Varda Epstein: Your first book, “The Blessings of a Broken Heart,” was the story of what happened to your son and the blessings you recognized in the face of tragedy. Your second book, “The Road to Resilience: From Chaos to Celebration” was about how to find a way forward after tragedy. This third book you’ve “birthed” is more difficult to define. How would you summarize “Reaching for Comfort?”

Sherri Mandell: “Reaching for Comfort” is the story of a year training to be a pastoral counselor, being taught how to be present in the face of suffering.

Varda Epstein: When did you first hear about the pastoral counseling course? What did you imagine you would get out of your training?

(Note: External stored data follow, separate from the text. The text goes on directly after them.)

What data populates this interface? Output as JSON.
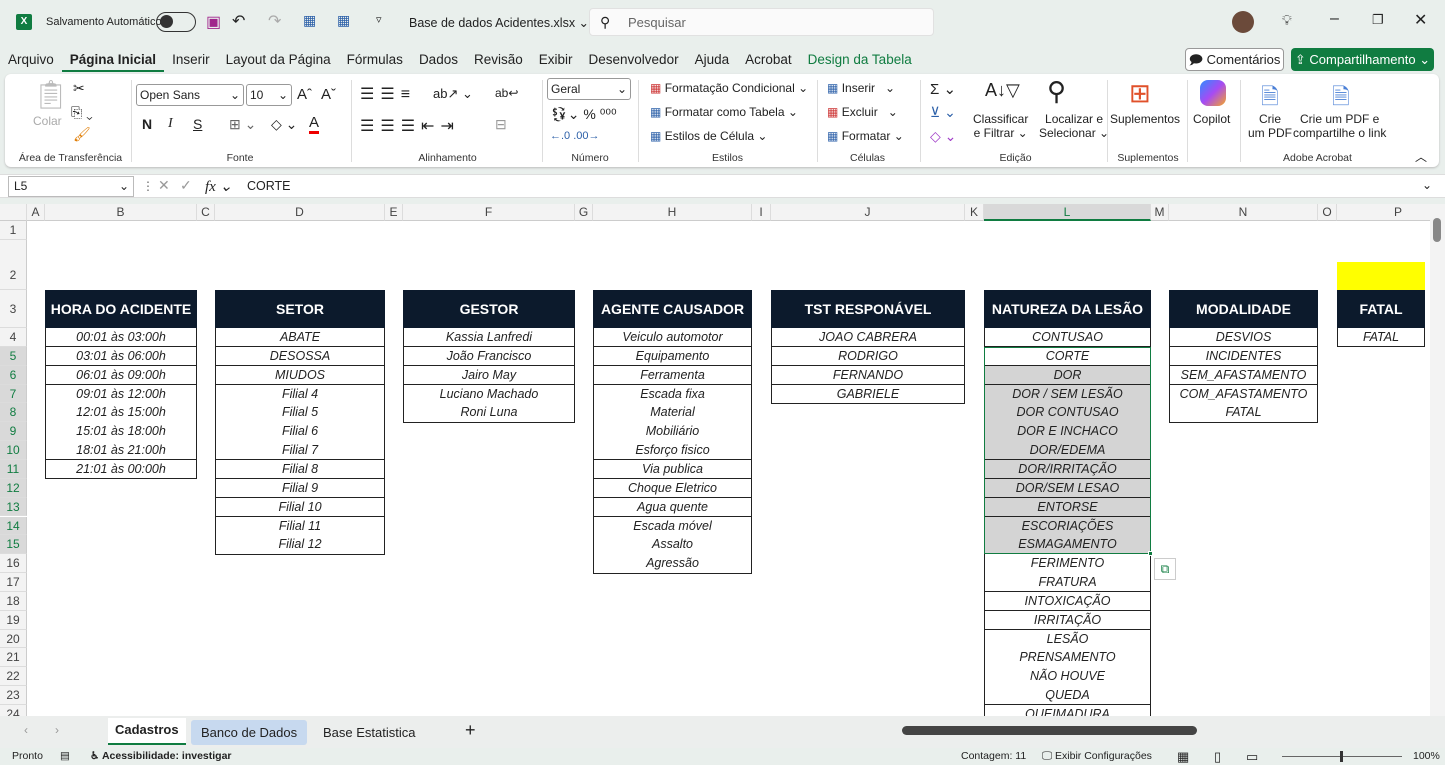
{
  "titlebar": {
    "autosave_label": "Salvamento Automático",
    "filename": "Base de dados Acidentes.xlsx",
    "search_placeholder": "Pesquisar"
  },
  "menu": [
    "Arquivo",
    "Página Inicial",
    "Inserir",
    "Layout da Página",
    "Fórmulas",
    "Dados",
    "Revisão",
    "Exibir",
    "Desenvolvedor",
    "Ajuda",
    "Acrobat",
    "Design da Tabela"
  ],
  "comments_label": "Comentários",
  "share_label": "Compartilhamento",
  "ribbon": {
    "paste": "Colar",
    "clipboard": "Área de Transferência",
    "font_name": "Open Sans",
    "font_size": "10",
    "bold": "N",
    "italic": "I",
    "underline": "S",
    "font_group": "Fonte",
    "align_group": "Alinhamento",
    "number_format": "Geral",
    "number_group": "Número",
    "cond_format": "Formatação Condicional",
    "format_table": "Formatar como Tabela",
    "cell_styles": "Estilos de Célula",
    "styles_group": "Estilos",
    "insert": "Inserir",
    "delete": "Excluir",
    "format": "Formatar",
    "cells_group": "Células",
    "sort1": "Classificar",
    "sort2": "e Filtrar",
    "find1": "Localizar e",
    "find2": "Selecionar",
    "edit_group": "Edição",
    "addins": "Suplementos",
    "addins_group": "Suplementos",
    "copilot": "Copilot",
    "pdf1a": "Crie",
    "pdf1b": "um PDF",
    "pdf2a": "Crie um PDF e",
    "pdf2b": "compartilhe o link",
    "acrobat_group": "Adobe Acrobat"
  },
  "formula": {
    "name_box": "L5",
    "value": "CORTE"
  },
  "columns": [
    "A",
    "B",
    "C",
    "D",
    "E",
    "F",
    "G",
    "H",
    "I",
    "J",
    "K",
    "L",
    "M",
    "N",
    "O",
    "P"
  ],
  "rows": [
    "1",
    "2",
    "3",
    "4",
    "5",
    "6",
    "7",
    "8",
    "9",
    "10",
    "11",
    "12",
    "13",
    "14",
    "15",
    "16",
    "17",
    "18",
    "19",
    "20",
    "21",
    "22",
    "23",
    "24"
  ],
  "tables": [
    {
      "col": "B",
      "header": "HORA DO ACIDENTE",
      "items": [
        "00:01 às 03:00h",
        "03:01 às 06:00h",
        "06:01 às 09:00h",
        "09:01 às 12:00h",
        "12:01 às 15:00h",
        "15:01 às 18:00h",
        "18:01 às 21:00h",
        "21:01 às 00:00h"
      ]
    },
    {
      "col": "D",
      "header": "SETOR",
      "items": [
        "ABATE",
        "DESOSSA",
        "MIUDOS",
        "Filial 4",
        "Filial 5",
        "Filial 6",
        "Filial 7",
        "Filial 8",
        "Filial 9",
        "Filial 10",
        "Filial 11",
        "Filial 12"
      ]
    },
    {
      "col": "F",
      "header": "GESTOR",
      "items": [
        "Kassia Lanfredi",
        "João Francisco",
        "Jairo May",
        "Luciano Machado",
        "Roni Luna"
      ]
    },
    {
      "col": "H",
      "header": "AGENTE CAUSADOR",
      "items": [
        "Veiculo automotor",
        "Equipamento",
        "Ferramenta",
        "Escada fixa",
        "Material",
        "Mobiliário",
        "Esforço fisico",
        "Via publica",
        "Choque Eletrico",
        "Agua quente",
        "Escada móvel",
        "Assalto",
        "Agressão"
      ]
    },
    {
      "col": "J",
      "header": "TST RESPONÁVEL",
      "items": [
        "JOAO CABRERA",
        "RODRIGO",
        "FERNANDO",
        "GABRIELE"
      ]
    },
    {
      "col": "L",
      "header": "NATUREZA DA LESÃO",
      "items": [
        "CONTUSAO",
        "CORTE",
        "DOR",
        "DOR / SEM LESÃO",
        "DOR CONTUSAO",
        "DOR E INCHACO",
        "DOR/EDEMA",
        "DOR/IRRITAÇÃO",
        "DOR/SEM LESAO",
        "ENTORSE",
        "ESCORIAÇÕES",
        "ESMAGAMENTO",
        "FERIMENTO",
        "FRATURA",
        "INTOXICAÇÃO",
        "IRRITAÇÃO",
        "LESÃO",
        "PRENSAMENTO",
        "NÃO HOUVE",
        "QUEDA",
        "QUEIMADURA"
      ]
    },
    {
      "col": "N",
      "header": "MODALIDADE",
      "items": [
        "DESVIOS",
        "INCIDENTES",
        "SEM_AFASTAMENTO",
        "COM_AFASTAMENTO",
        "FATAL"
      ]
    },
    {
      "col": "P",
      "header": "FATAL",
      "items": [
        "FATAL"
      ]
    }
  ],
  "selection": {
    "range": "L5:L15",
    "active": "L5"
  },
  "colors": {
    "header_bg": "#0c1a2c",
    "selection_fill": "#d4d4d4",
    "selection_border": "#107c41",
    "highlight": "#ffff00",
    "accent": "#107c41"
  },
  "sheets": [
    "Cadastros",
    "Banco de Dados",
    "Base Estatistica"
  ],
  "status": {
    "ready": "Pronto",
    "accessibility": "Acessibilidade: investigar",
    "count": "Contagem: 11",
    "display_settings": "Exibir Configurações",
    "zoom": "100%"
  }
}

Sherri Mandell: A friend told me about the course. I thought that I would learn to be comfortable with prayer and become a more serene, centered person. I thought that I would also confront death and illness and see how people coped. I think my main goal was to find a lamed vavnik [one of the 36 righteous people in every generation who wander among us in secret. V.E.] who would tell me the secret of suffering. Of course, I also wanted to be able to have the therapeutic skills to lead the foundation where we worked with so many bereaved children and families.  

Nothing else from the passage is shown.